How to patch an exadata (part 5) - troubleshooting

Fred Denis

March 28, 2017

Quick links to Part 1 / Part 2 / Part 3 / Part 4 / Part 5 / Part 6

5: Troubleshooting

In this post I'll be sharing a few issues that we faced and sorted out. From a 'lessons learned' perspective, they are worth sharing in order to help others. Please note that they've all been applied in real life on X4 and/or X5 Exadatas.

5.1 - Cell patching issue

It happened when the patch failed on a cell:

myclustercel05 2016-05-31 03:46:42 -0500 Patch failed during wait for patch finalization and reboot.
 2016-05-31 03:46:43 -0500 4 Done myclustercel05 :FAILED: Details in files .log /patches/April_bundle_patch/22738457/Infrastructure/12.1.2.3.1/ExadataStorageServer_InfiniBandSwitch/patch_12.1.2.3.1.160411/patchmgr.stdout, /patches/April_bundle_patch/22738457/Infrastructure/12.1.2.3.1/ExadataStorageServer_InfiniBandSwitch/patch_12.1.2.3.1.160411/patchmgr.stderr
 2016-05-31 03:46:43 -0500 4 Done myclustercel05 :FAILED: Wait for cell to reboot and come online.

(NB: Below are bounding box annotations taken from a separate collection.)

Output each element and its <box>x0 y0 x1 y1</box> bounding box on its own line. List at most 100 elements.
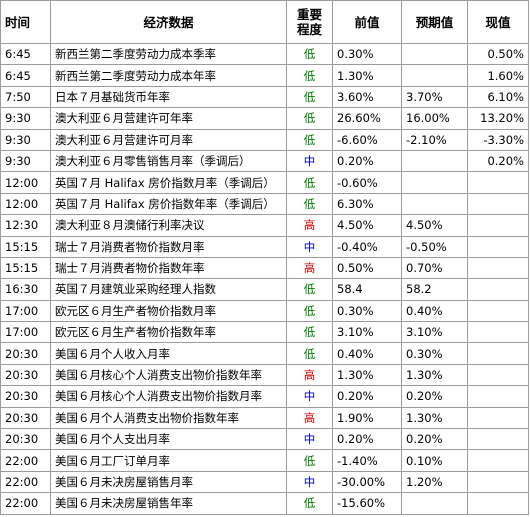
row-previous: 4.50% <box>332 214 402 237</box>
row-importance: 低 <box>286 85 333 109</box>
row-previous: -6.60% <box>332 128 402 151</box>
row-actual: 13.20% <box>467 107 529 130</box>
table-row: 17:00 欧元区６月生产者物价指数月率低 0.30% 0.40% <box>0 299 529 323</box>
row-time: 20:30 <box>0 385 51 408</box>
table-row: 22:00 美国６月未决房屋销售年率低 -15.60% <box>0 492 529 515</box>
row-importance: 中 <box>286 428 333 451</box>
table-row: 20:30 美国６月个人收入月率低 0.40% 0.30% <box>0 342 529 365</box>
row-previous: -1.40% <box>332 449 402 472</box>
row-time: 22:00 <box>0 470 51 494</box>
row-previous: -0.40% <box>332 235 402 258</box>
row-previous: -30.00% <box>332 470 402 494</box>
row-time: 6:45 <box>0 64 51 87</box>
row-actual: 1.60% <box>467 64 529 87</box>
row-time: 6:45 <box>0 42 51 66</box>
row-importance: 低 <box>286 107 333 130</box>
table-row: 6:45 新西兰第二季度劳动力成本年率低 1.30% 1.60% <box>0 64 529 87</box>
row-forecast: 1.30% <box>401 406 468 430</box>
row-actual <box>467 406 529 430</box>
row-time: 20:30 <box>0 342 51 365</box>
row-forecast: 0.10% <box>401 449 468 472</box>
row-actual <box>467 363 529 387</box>
row-importance: 低 <box>286 449 333 472</box>
row-actual <box>467 171 529 194</box>
row-time: 16:30 <box>0 278 51 301</box>
row-importance: 低 <box>286 342 333 365</box>
row-time: 12:30 <box>0 214 51 237</box>
row-event: 欧元区６月生产者物价指数月率 <box>50 299 287 323</box>
row-importance: 低 <box>286 492 333 515</box>
row-actual <box>467 492 529 515</box>
row-previous: 1.90% <box>332 406 402 430</box>
row-time: 12:00 <box>0 171 51 194</box>
row-time: 17:00 <box>0 299 51 323</box>
row-previous: 1.30% <box>332 363 402 387</box>
row-time: 22:00 <box>0 449 51 472</box>
row-actual <box>467 321 529 344</box>
row-event: 英国７月 Halifax 房价指数年率（季调后） <box>50 192 287 216</box>
row-event: 美国６月未决房屋销售月率 <box>50 470 287 494</box>
row-forecast: 1.30% <box>401 363 468 387</box>
row-importance: 低 <box>286 321 333 344</box>
row-event: 日本７月基础货币年率 <box>50 85 287 109</box>
table-row: 7:50 日本７月基础货币年率低 3.60% 3.70% 6.10% <box>0 85 529 109</box>
row-event: 澳大利亚６月营建许可月率 <box>50 128 287 151</box>
table-row: 15:15 瑞士７月消费者物价指数年率高 0.50% 0.70% <box>0 256 529 280</box>
row-previous: 0.20% <box>332 385 402 408</box>
row-previous: 6.30% <box>332 192 402 216</box>
table-row: 20:30 美国６月个人支出月率中 0.20% 0.20% <box>0 428 529 451</box>
row-importance: 高 <box>286 406 333 430</box>
row-importance: 中 <box>286 385 333 408</box>
row-importance: 低 <box>286 42 333 66</box>
table-row: 22:00 美国６月工厂订单月率低 -1.40% 0.10% <box>0 449 529 472</box>
row-actual <box>467 299 529 323</box>
row-forecast: -0.50% <box>401 235 468 258</box>
row-previous: 0.20% <box>332 428 402 451</box>
row-importance: 低 <box>286 128 333 151</box>
header-importance: 重要 程度 <box>286 0 333 44</box>
row-actual <box>467 385 529 408</box>
row-importance: 低 <box>286 299 333 323</box>
table-row: 9:30 澳大利亚６月营建许可月率低 -6.60% -2.10% -3.30% <box>0 128 529 151</box>
table-row: 16:30 英国７月建筑业采购经理人指数低 58.4 58.2 <box>0 278 529 301</box>
row-importance: 高 <box>286 363 333 387</box>
row-actual: 6.10% <box>467 85 529 109</box>
row-actual <box>467 278 529 301</box>
row-time: 9:30 <box>0 107 51 130</box>
row-time: 20:30 <box>0 406 51 430</box>
row-actual <box>467 428 529 451</box>
row-event: 美国６月个人消费支出物价指数年率 <box>50 406 287 430</box>
row-importance: 低 <box>286 278 333 301</box>
row-forecast: 0.20% <box>401 385 468 408</box>
row-importance: 高 <box>286 256 333 280</box>
table-row: 9:30 澳大利亚６月零售销售月率（季调后）中 0.20% 0.20% <box>0 149 529 173</box>
row-forecast <box>401 149 468 173</box>
row-forecast: 0.20% <box>401 428 468 451</box>
row-time: 20:30 <box>0 363 51 387</box>
table-row: 15:15 瑞士７月消费者物价指数月率中 -0.40% -0.50% <box>0 235 529 258</box>
row-actual: 0.20% <box>467 149 529 173</box>
row-previous: 0.30% <box>332 299 402 323</box>
row-forecast: 3.10% <box>401 321 468 344</box>
row-actual: -3.30% <box>467 128 529 151</box>
row-forecast: 1.20% <box>401 470 468 494</box>
row-event: 澳大利亚６月零售销售月率（季调后） <box>50 149 287 173</box>
row-actual <box>467 449 529 472</box>
row-previous: 0.20% <box>332 149 402 173</box>
row-event: 美国６月未决房屋销售年率 <box>50 492 287 515</box>
row-importance: 低 <box>286 64 333 87</box>
table-row: 17:00 欧元区６月生产者物价指数年率低 3.10% 3.10% <box>0 321 529 344</box>
row-event: 美国６月核心个人消费支出物价指数年率 <box>50 363 287 387</box>
row-previous: 3.10% <box>332 321 402 344</box>
row-actual: 0.50% <box>467 42 529 66</box>
row-forecast: 0.70% <box>401 256 468 280</box>
table-row: 6:45 新西兰第二季度劳动力成本季率低 0.30% 0.50% <box>0 42 529 66</box>
row-time: 7:50 <box>0 85 51 109</box>
table-row: 20:30 美国６月个人消费支出物价指数年率高 1.90% 1.30% <box>0 406 529 430</box>
table-row: 9:30 澳大利亚６月营建许可年率低 26.60% 16.00% 13.20% <box>0 107 529 130</box>
table-row: 20:30 美国６月核心个人消费支出物价指数月率中 0.20% 0.20% <box>0 385 529 408</box>
row-previous: 1.30% <box>332 64 402 87</box>
row-importance: 中 <box>286 470 333 494</box>
row-time: 22:00 <box>0 492 51 515</box>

Checking this logfile on the cell, we can see that it failed due to a reduced redundancy:

/opt/oracle/cell12.1.2.1.2_LINUX.X64_150617.1/.install_log.txt
 CELL-02862: Deactivation of grid disks failed due to reduced redundancy of the following grid disks: DATA_CD_00_myclustercel05, DATA_CD_01_myclustercel05, DATA_CD_02_myclustercel05, DATA_CD_03_myclustercel05, DATA_CD_04_myclustercel05, DATA_CD_05_myclustercel05, DATA_CD_06_myclustercel05, DATA_CD_07_myclustercel05, DATA_CD_08_myclustercel05, DATA_CD_09_myclustercel05, DATA_CD_10_myclustercel05, DATA_CD_11_myclustercel05....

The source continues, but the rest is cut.